Mayoral Howler: High Desert Dog, a free magazine based in Rio Rancho, “focuses on something we all enjoy…dogs…and lots of them.” In the December/January issue, which contains both the results of a dog-related poetry contest and the winners of a Halloween costume contest (1st place: lion dog; 2nd place: bumblebee dog; 3rd place: lobster dog), HDD devoted a full page to interviews with the Santa Fe mayoral “canidates.”
City Councilor Miguel Chavez reveals that Spike, his shepherd-chow mix, sleeps outside with the chickens. He also stresses a message of responsibility. “I know it’s hard,” Chavez tells HDD, “but it’s important to clean up after one’s dog in a public park or on a trail.” He said the city could provide more “bags and such” for dog droppings, but stopped short of committing funds to the task.
Former City Manager Asenath Kepler tells HDD that all three of her dogs— Sugar, Chocolate and Cinderella—“sleep in the bedroom.” The magazine reveals that Kepler left her position with the Santa Fe Animal Shelter board in August to devote time to her mayoral campaign.

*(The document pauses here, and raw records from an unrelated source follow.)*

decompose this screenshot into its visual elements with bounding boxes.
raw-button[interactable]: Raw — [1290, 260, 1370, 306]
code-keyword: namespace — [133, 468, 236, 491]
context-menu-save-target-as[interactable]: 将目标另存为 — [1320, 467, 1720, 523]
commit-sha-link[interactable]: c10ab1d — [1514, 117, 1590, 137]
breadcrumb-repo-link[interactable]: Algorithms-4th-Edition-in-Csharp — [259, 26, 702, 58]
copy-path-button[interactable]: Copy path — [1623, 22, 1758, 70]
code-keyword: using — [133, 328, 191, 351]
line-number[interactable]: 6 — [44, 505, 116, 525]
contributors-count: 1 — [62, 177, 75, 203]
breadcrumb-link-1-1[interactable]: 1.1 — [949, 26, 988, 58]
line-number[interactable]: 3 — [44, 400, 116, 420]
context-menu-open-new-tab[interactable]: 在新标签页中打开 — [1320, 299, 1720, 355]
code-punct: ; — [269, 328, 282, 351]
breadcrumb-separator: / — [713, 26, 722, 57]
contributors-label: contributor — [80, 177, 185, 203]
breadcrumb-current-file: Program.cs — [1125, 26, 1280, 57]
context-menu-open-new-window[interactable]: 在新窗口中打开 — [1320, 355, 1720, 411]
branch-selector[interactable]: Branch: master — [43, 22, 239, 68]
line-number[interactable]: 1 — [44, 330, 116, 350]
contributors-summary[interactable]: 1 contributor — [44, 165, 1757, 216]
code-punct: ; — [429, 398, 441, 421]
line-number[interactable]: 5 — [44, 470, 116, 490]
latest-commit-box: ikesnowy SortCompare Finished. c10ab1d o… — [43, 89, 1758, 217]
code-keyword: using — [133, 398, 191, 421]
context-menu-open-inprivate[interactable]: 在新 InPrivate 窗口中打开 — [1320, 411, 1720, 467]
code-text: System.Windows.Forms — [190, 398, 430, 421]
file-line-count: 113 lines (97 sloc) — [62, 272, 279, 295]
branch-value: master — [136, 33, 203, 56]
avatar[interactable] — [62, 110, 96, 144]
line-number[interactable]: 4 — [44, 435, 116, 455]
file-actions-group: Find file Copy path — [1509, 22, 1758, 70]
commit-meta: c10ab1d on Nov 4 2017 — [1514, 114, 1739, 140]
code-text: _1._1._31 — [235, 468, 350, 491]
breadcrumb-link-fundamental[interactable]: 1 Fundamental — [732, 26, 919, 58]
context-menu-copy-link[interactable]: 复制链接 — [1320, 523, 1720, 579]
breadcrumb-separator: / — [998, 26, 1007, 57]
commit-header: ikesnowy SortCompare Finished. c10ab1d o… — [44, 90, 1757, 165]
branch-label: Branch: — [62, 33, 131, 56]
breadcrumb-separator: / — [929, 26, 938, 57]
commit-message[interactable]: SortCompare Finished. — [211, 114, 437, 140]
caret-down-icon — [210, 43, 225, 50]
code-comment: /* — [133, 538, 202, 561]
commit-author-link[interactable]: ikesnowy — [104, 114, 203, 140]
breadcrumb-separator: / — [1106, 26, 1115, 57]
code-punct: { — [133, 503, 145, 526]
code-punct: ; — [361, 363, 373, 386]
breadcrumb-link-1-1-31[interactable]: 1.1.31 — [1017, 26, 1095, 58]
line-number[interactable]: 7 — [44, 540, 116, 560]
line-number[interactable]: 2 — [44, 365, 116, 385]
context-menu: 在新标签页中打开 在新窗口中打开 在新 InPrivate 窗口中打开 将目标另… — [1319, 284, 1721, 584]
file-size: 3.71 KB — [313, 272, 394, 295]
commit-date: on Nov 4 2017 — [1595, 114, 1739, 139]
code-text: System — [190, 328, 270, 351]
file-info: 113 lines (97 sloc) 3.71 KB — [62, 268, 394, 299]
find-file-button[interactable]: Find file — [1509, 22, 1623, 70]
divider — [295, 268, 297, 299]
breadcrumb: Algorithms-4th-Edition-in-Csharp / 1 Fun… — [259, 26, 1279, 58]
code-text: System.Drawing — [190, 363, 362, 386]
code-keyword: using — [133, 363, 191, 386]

Mayor David Coss is running on his record, boasting of his 2004 ordinance which, among other things, changed the department’s name from “Animal Control” to “Animal Services.” Coss also shares with HDD his memories of Tanya, his rescued greyhound, who died two years ago of dog cancer.
If only dogs could vote.
Feds Pony Up: The feds had been making noise about shutting down undercapitalized Charter Bank since October.
On Jan. 22, the Office of Thrift Supervision made good on the threat, closing Charter’s branches around the state and transferring control to the Federal Deposit Insurance Corporation. The FDIC announced the move in a press release that was picked up in The Santa Fe New Mexican on Jan. 23.
Charter, which was the largest Santa Fe bank by far in terms of assets, was purchased by Beal Financial Corporation of Plano, Texas. Unlike the defunct Charter, Beal “does not originate commercial or residential loans,” according to its website. The new owners are keeping the Charter name “because we like the name but more importantly we like the franchise—where it’s located, the range of services Charter Bank offers and the customers it attracts,” Beal Chief Operating Officer Rick Koretz says in a press release. According to the FDIC release, Beal did not pay a premium on the $806 million in Charter assets it purchased. Although the deal cost the federal insurance agency some $202 million, regulators deemed it “the ‘least costly’ resolution…compared to all alternatives.”
FDIC spokesman Greg Hernandez tells SFR that Beal won Charter’s assets in a bidding process.